Adient Aerospace also has a strategic partnership with LIFT “where they are our partner on the furniture. So working with them on both design and then ultimately the manufacturing of the furniture will be done by LIFT and EnCore in California,” noted Wittman.

Meanwhile, it’s within the dual-segment linefit/retrofit context that supersuppliers like Safran are looking to raise their game, and Jordan said that a crucial part of the work they need to do to reassure the OEMs is around integration of previously disparate businesses.

“Integration is something the previous company, Zodiac, didn’t do,” Jordan said. “They made many, many acquisitions — all good companies, largely — but they did little to nothing to integrate them into a cohesive unit. In some cases they were competing against each other when I came into the business two years ago. So, that’s done, and now we’re under a brand that everyone, I think, is rallying behind. That’s a big piece of it at the top.”

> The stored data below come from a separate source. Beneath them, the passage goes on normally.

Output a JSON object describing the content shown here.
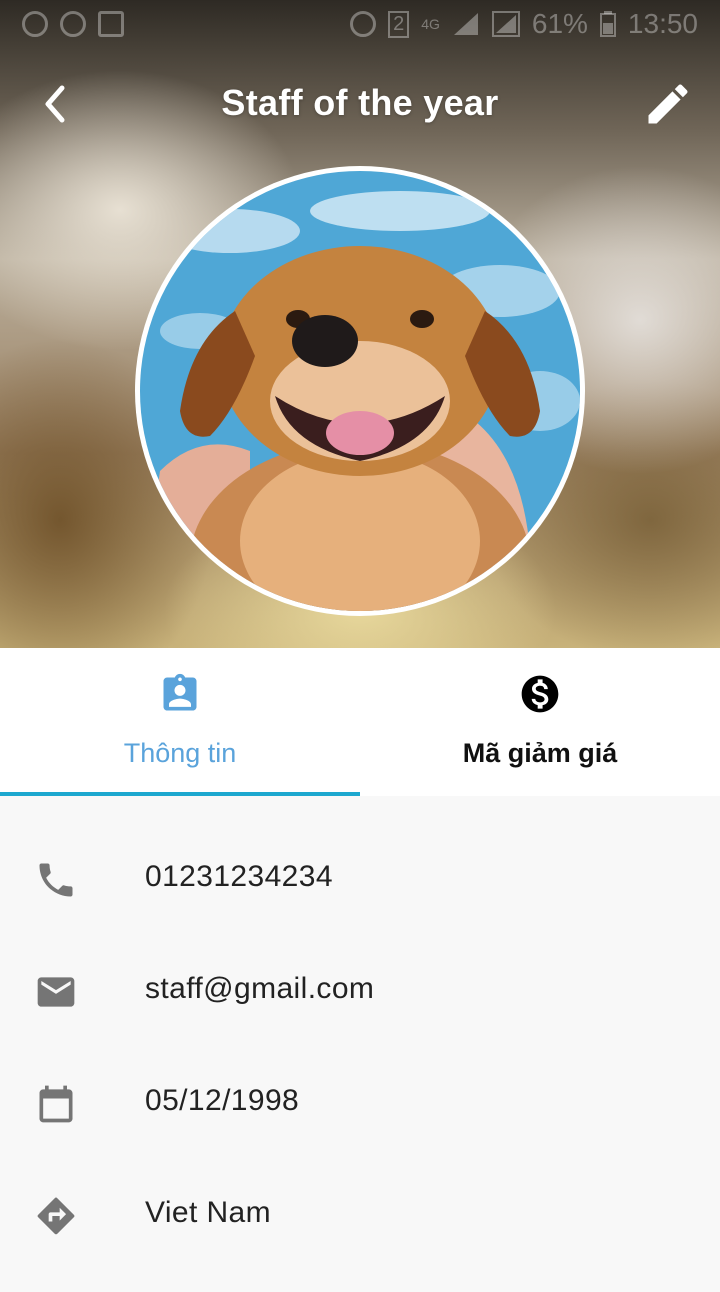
{
  "status_bar": {
    "battery_percent": "61%",
    "time": "13:50",
    "network": "4G",
    "sim": "2"
  },
  "toolbar": {
    "title": "Staff of the year"
  },
  "profile": {
    "avatar_description_icon": "puppy-photo"
  },
  "tabs": [
    {
      "label": "Thông tin",
      "icon": "assignment-ind-icon",
      "active": true
    },
    {
      "label": "Mã giảm giá",
      "icon": "monetization-on-icon",
      "active": false
    }
  ],
  "info": {
    "phone": "01231234234",
    "email": "staff@gmail.com",
    "birthday": "05/12/1998",
    "country": "Viet Nam"
  },
  "colors": {
    "accent": "#5aa3db",
    "indicator": "#1da8cf",
    "icon_gray": "#757575"
  }
}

Next steps? “The drive to do more integration and to have a vision and to bring a plan on day one that says ‘we will integrate, and here’s how we will do it’,” Jordan said. “Then when you merge that with my own strategy within Cabin to get to a more streamlined business, reducing sites, consolidating business even locally. We’ve got multiple plants locally — we’re going into a single facility to try to get synergies out of the business.”

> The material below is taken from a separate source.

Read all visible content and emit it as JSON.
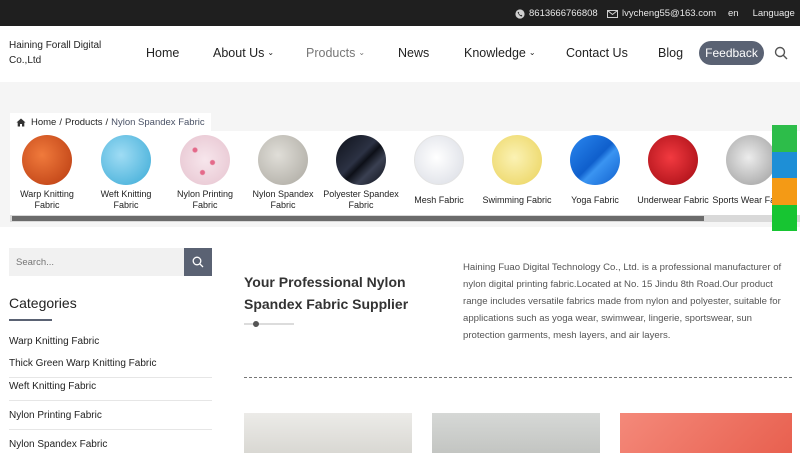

Safran, corporately, is providing the drive, the support and the resources to drive this integration, including programme and project management methodologies across the business, development strategies, and Lean manufacturing techniques.

The company is also starting to benefit from a product-line reorganization within the last year, Jordan said: “Galleys, lavatories, what we call floor-to-floor; our cargo and inserts business was left intact because it was already product-focused; and then we have our engineered materials and our advanced composites; and then as part of Safran’s vision we brought back our services activity into Cabin so that we can focus on end-to-end design, production, build, delivery and aftermarket support of our products.”

Safran’s Cabin product range includes ECOS, growing in popularity. Image: John Walton

As Safran continues to look to turn the page on its well-publicized problems, the key will be to turn the growing services market into a positive provision rather than the problem-solving, service recovery sort of activity that has been characterizing much of its aftermarket activity.